Some experts believe Ozempic drugs could cause women with polycsystic ovary syndrome (PCOS) to ovulate, resetting the body with weight loss, better insulin resistance and more balanced hormones. PCOS is a common cause of infertility, which is more likely to be seen in women with obesity. But the companies have no plans to study this.
Melanie Cree, director of the PCOS Clinic at Children’s Hospital Colorado declared that Ozempic babies were “happening all over the place“, which was very exciting, she said, but it’s “a bit scary because we’re moving forward without all the data”.
Women are unwitting guinea pigs
A bit scary? This would not be the first time in history that we have leapt upon a sparkling new remedy for various physical ills, guzzling, popping or layering it upon our bodies without understanding its potential side effects.
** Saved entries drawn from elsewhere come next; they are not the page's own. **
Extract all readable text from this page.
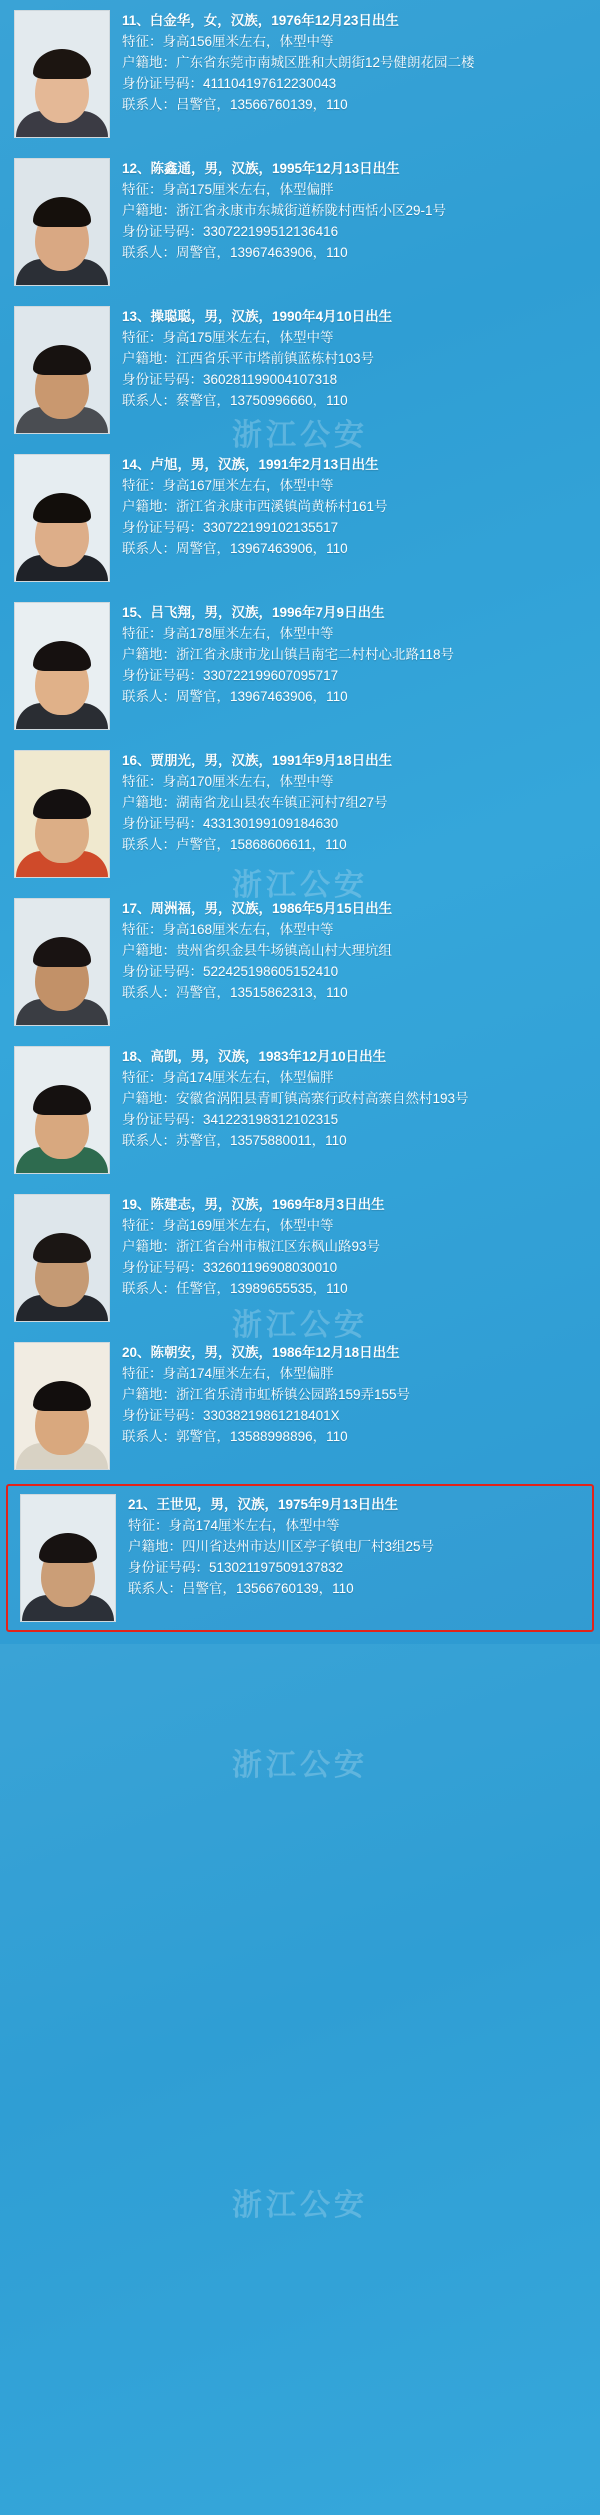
浙江公安
浙江公安
浙江公安
浙江公安
浙江公安
11、白金华，女，汉族，1976年12月23日出生
特征：身高156厘米左右，体型中等
户籍地：广东省东莞市南城区胜和大朗街12号健朗花园二楼
身份证号码：411104197612230043
联系人：吕警官，13566760139，110
12、陈鑫通，男，汉族，1995年12月13日出生
特征：身高175厘米左右，体型偏胖
户籍地：浙江省永康市东城街道桥陇村西恬小区29-1号
身份证号码：330722199512136416
联系人：周警官，13967463906，110
13、操聪聪，男，汉族，1990年4月10日出生
特征：身高175厘米左右，体型中等
户籍地：江西省乐平市塔前镇蓝栋村103号
身份证号码：360281199004107318
联系人：蔡警官，13750996660，110
14、卢旭，男，汉族，1991年2月13日出生
特征：身高167厘米左右，体型中等
户籍地：浙江省永康市西溪镇尚黄桥村161号
身份证号码：330722199102135517
联系人：周警官，13967463906，110
15、吕飞翔，男，汉族，1996年7月9日出生
特征：身高178厘米左右，体型中等
户籍地：浙江省永康市龙山镇吕南宅二村村心北路118号
身份证号码：330722199607095717
联系人：周警官，13967463906，110
16、贾朋光，男，汉族，1991年9月18日出生
特征：身高170厘米左右，体型中等
户籍地：湖南省龙山县农车镇正河村7组27号
身份证号码：433130199109184630
联系人：卢警官，15868606611，110
17、周洲福，男，汉族，1986年5月15日出生
特征：身高168厘米左右，体型中等
户籍地：贵州省织金县牛场镇高山村大理坑组
身份证号码：522425198605152410
联系人：冯警官，13515862313，110
18、高凯，男，汉族，1983年12月10日出生
特征：身高174厘米左右，体型偏胖
户籍地：安徽省涡阳县青町镇高寨行政村高寨自然村193号
身份证号码：341223198312102315
联系人：苏警官，13575880011，110
19、陈建志，男，汉族，1969年8月3日出生
特征：身高169厘米左右，体型中等
户籍地：浙江省台州市椒江区东枫山路93号
身份证号码：332601196908030010
联系人：任警官，13989655535，110
20、陈朝安，男，汉族，1986年12月18日出生
特征：身高174厘米左右，体型偏胖
户籍地：浙江省乐清市虹桥镇公园路159弄155号
身份证号码：33038219861218401X
联系人：郭警官，13588998896，110
21、王世见，男，汉族，1975年9月13日出生
特征：身高174厘米左右，体型中等
户籍地：四川省达州市达川区亭子镇电厂村3组25号
身份证号码：513021197509137832
联系人：吕警官，13566760139，110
We don’t even know if it passes into human breast milk — though it seems to be present in the milk of lactating rat mothers who take it, which should provide pause.
But the finding that a significant number of women have fallen pregnant on these drugs — and that a growing number of doctors are citing ovulation as a side effect — has gobsmacked me. Not because, whilst slowly slimming, women are finding themselves suddenly fertile, but because yet again, for the umpteenth time, the manufacturers of a wildly popular drug, taken by millions of women globally, have not collected data on what this drug might do to a woman’s reproductive organs, or offspring.
And now we hear of 53-year-olds suddenly conceiving twins.
Dr Andrea Shields, the vice chair of the American College of Obstetricians and Gynecologists’ committee on clinical guidelines for obstetric care told the New York Times that, until more research is conducted on humans, “we’re all just kind of holding our breath”.
It was once believed that medications could not pass from mother to child, a myth spectacularly exploded by the widespread taking of thalidomide — prescribed for morning sickness, insomnia, colds and headaches — which resulted in many thousands of infant deaths and disability (in the 1950s the toxicity of thalidomide was tested on animals, but not pregnant women).
The enduring and understandable reluctance to conduct tests on pregnant women today — although experts say with careful protocol design it can, should and has been done — means that trials effectively occur once the drugs are out and pregnant women are taking them.
They are, unwittingly, guinea pigs.
Where are the guardrails of research?
I don’t want to be alarmist. One preliminary study found “initial reassurance”, concluding that women with type 2 diabetes who were taking weight loss drugs at and after conception had no greater risk of having babies with major congenital malformations than those who had insulin. Although another study urged the collection of more data.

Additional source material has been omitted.